Isabel Allende has mesmerized readers throughout the world with her own blend of magical realism, politics, and romance. With Paula Allende has written a tour de force, a powerful autobiography whose straightforward acceptance of the magical and spiritual worlds will remind readers of her first book, The House of the Spirits.

Paula is a soul-baring memoir that, like a novel of suspense, one reads without drawing a breath. The point of departure for these moving pages is tragic personal experience. In December 1991, Isabel Allende’s daughter Paula became gravely ill and shortly thereafter fell into a coma. During months in the hospital, the author began to write the story of her family for her unconscious daughter. In the telling, bizarre ancestors appear before our eyes; we hear both delightful and bitter childhood memories, amazing anecdotes of youthful years, the most intimate secrets passed along in whispers. Chile, Allende’s native land, comes alive as well, with the turbulent history of the military coup of 1973, the ensuing dictatorship, and her family’s years of exile.
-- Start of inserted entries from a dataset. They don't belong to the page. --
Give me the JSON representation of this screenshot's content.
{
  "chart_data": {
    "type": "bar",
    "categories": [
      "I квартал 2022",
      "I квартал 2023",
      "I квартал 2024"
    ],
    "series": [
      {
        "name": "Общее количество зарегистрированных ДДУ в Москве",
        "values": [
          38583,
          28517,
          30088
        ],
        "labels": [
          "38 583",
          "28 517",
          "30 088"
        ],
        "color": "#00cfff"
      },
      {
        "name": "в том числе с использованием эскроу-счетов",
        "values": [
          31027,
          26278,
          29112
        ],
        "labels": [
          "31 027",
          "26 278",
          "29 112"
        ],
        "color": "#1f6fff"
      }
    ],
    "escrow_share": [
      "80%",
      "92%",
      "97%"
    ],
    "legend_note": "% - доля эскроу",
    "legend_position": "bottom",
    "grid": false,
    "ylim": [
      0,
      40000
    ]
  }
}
Written as an exorcism of death, Allende explores the past and questions the gods. The result is a magical book that carries the reader from tears to laughter, from terror to sensuality and wisdom. The glorious characters of Allende’s fiction—clairvoyants, revolutionaries, and, most of all, the questing woman who makes her way through storytelling—populate this autobiography, which ranks as one of Allende’s finest works. In Paula we understand that the miraculous world of The House of the Spirits and Eva Luna is the world Isabel Allende inhabits—it is her enchanted reality.